Pose the question: 'When, if ever, is it acceptable for a president to act unilaterally during a national crisis?' Facilitate a debate where students must cite specific historical examples and constitutional principles to support their arguments.

Exit Ticket

Ask students to write down one historical instance where presidential power expanded during a crisis. Then, have them list one potential benefit and one potential risk of such an expansion for civil liberties.

Quick Check

Present students with a brief hypothetical crisis scenario (e.g., a widespread cyberattack on critical infrastructure). Ask them to identify one specific executive action a president might take and one constitutional check or balance that could limit that action.

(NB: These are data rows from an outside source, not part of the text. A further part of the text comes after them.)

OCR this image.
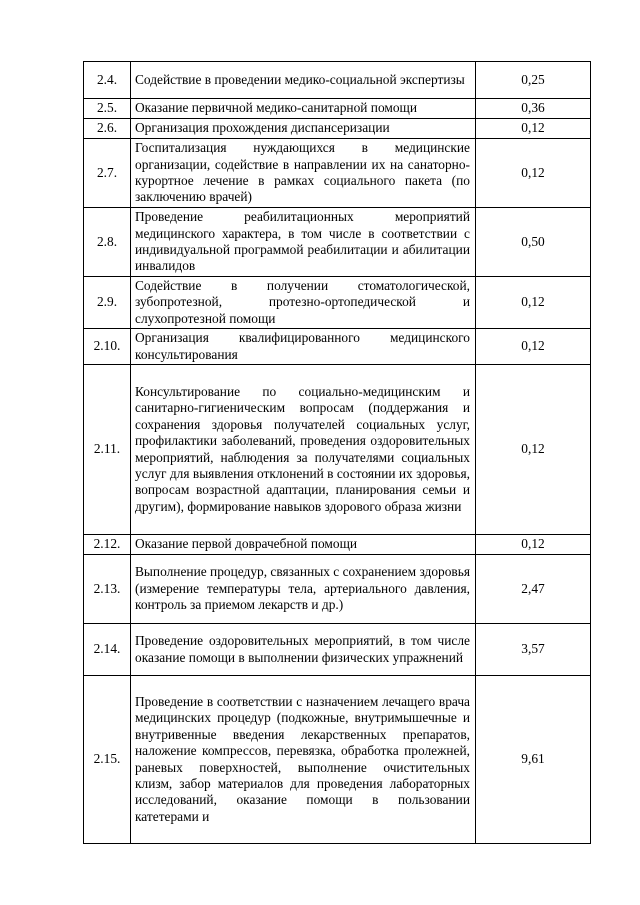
2.4.	Содействие в проведении медико-социальной экспертизы	0,25
2.5.	Оказание первичной медико-санитарной помощи	0,36
2.6.	Организация прохождения диспансеризации	0,12
2.7.	Госпитализация нуждающихся в медицинские организации, содействие в направлении их на санаторно-курортное лечение в рамках социального пакета (по заключению врачей)	0,12
2.8.	Проведение реабилитационных мероприятий медицинского характера, в том числе в соответствии с индивидуальной программой реабилитации и абилитации инвалидов	0,50
2.9.	Содействие в получении стоматологической, зубопротезной, протезно-ортопедической и слухопротезной помощи	0,12
2.10.	Организация квалифицированного медицинского консультирования	0,12
2.11.	Консультирование по социально-медицинским и санитарно-гигиеническим вопросам (поддержания и сохранения здоровья получателей социальных услуг, профилактики заболеваний, проведения оздоровительных мероприятий, наблюдения за получателями социальных услуг для выявления отклонений в состоянии их здоровья, вопросам возрастной адаптации, планирования семьи и другим), формирование навыков здорового образа жизни	0,12
2.12.	Оказание первой доврачебной помощи	0,12
2.13.	Выполнение процедур, связанных с сохранением здоровья (измерение температуры тела, артериального давления, контроль за приемом лекарств и др.)	2,47
2.14.	Проведение оздоровительных мероприятий, в том числе оказание помощи в выполнении физических упражнений	3,57
2.15.	Проведение в соответствии с назначением лечащего врача медицинских процедур (подкожные, внутримышечные и внутривенные введения лекарственных препаратов, наложение компрессов, перевязка, обработка пролежней, раневых поверхностей, выполнение очистительных клизм, забор материалов для проведения лабораторных исследований, оказание помощи в пользовании катетерами и	9,61
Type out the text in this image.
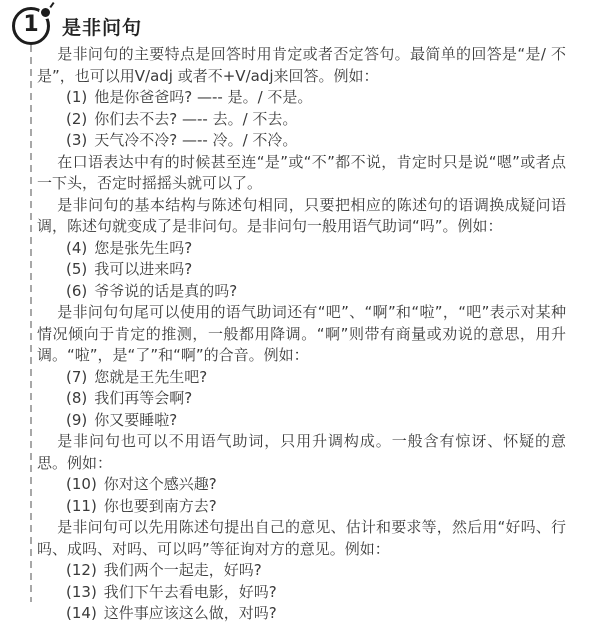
1 是非问句

是非问句的主要特点是回答时用肯定或者否定答句。最简单的回答是“是/ 不是”，也可以用V/adj 或者不+V/adj来回答。例如：

(1) 他是你爸爸吗? —-- 是。/ 不是。

(2) 你们去不去? —-- 去。/ 不去。

(3) 天气冷不冷? —-- 冷。/ 不冷。

在口语表达中有的时候甚至连“是”或“不”都不说，肯定时只是说“嗯”或者点一下头，否定时摇摇头就可以了。

是非问句的基本结构与陈述句相同，只要把相应的陈述句的语调换成疑问语调，陈述句就变成了是非问句。是非问句一般用语气助词“吗”。例如：

(4) 您是张先生吗?

(5) 我可以进来吗?

(6) 爷爷说的话是真的吗?

是非问句句尾可以使用的语气助词还有“吧”、“啊”和“啦”，“吧”表示对某种情况倾向于肯定的推测，一般都用降调。“啊”则带有商量或劝说的意思，用升调。“啦”，是“了”和“啊”的合音。例如：

(7) 您就是王先生吧?

(8) 我们再等会啊?

(9) 你又要睡啦?

是非问句也可以不用语气助词，只用升调构成。一般含有惊讶、怀疑的意思。例如：

(10) 你对这个感兴趣?

(11) 你也要到南方去?

是非问句可以先用陈述句提出自己的意见、估计和要求等，然后用“好吗、行吗、成吗、对吗、可以吗”等征询对方的意见。例如：

(12) 我们两个一起走，好吗?

(13) 我们下午去看电影，好吗?

(14) 这件事应该这么做，对吗?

Frequently Asked Questions

What happens to civil liberties during a national emergency?
Some civil liberties may be restricted during declared emergencies, but the Bill of Rights is not suspended. Congress can authorize certain limits on privacy or movement that would be unconstitutional in ordinary circumstances, and courts apply more deferential standards to genuine national security actions. However, the Supreme Court has ruled that even during emergencies, due process rights and habeas corpus protection cannot be entirely eliminated.
What is the constitutional basis for expanded presidential power in wartime?
Presidents rely on three main sources: the Commander-in-Chief clause (Article II, Section 2), broad statutory delegations from Congress, and a theory of inherent executive power in foreign affairs and national security. Courts have recognized all three but disagreed significantly on their scope. The Youngstown framework -- assessing whether Congress has authorized, is silent on, or has opposed the action -- remains the most influential judicial standard.
Has the United States ever formally suspended the Constitution during a crisis?
No president has formally suspended the Constitution. Lincoln suspended habeas corpus by executive order, which Congress later retroactively authorized. Wartime restrictions such as Japanese American internment were implemented under statutory authority. Courts have generally maintained that constitutional limits remain formally in effect even while upholding or tolerating specific emergency measures -- a tension that shapes ongoing debates about executive power.
How does active learning help students understand emergency powers?
Emergency powers involve direct conflicts between values students care about -- safety and freedom. Structured debates and case studies require students to confront the genuine difficulty of these tradeoffs rather than resolve them with easy answers. When students must defend a position under challenge from peers, they develop the reasoning capacity that democratic citizenship requires for evaluating real emergency situations as they arise.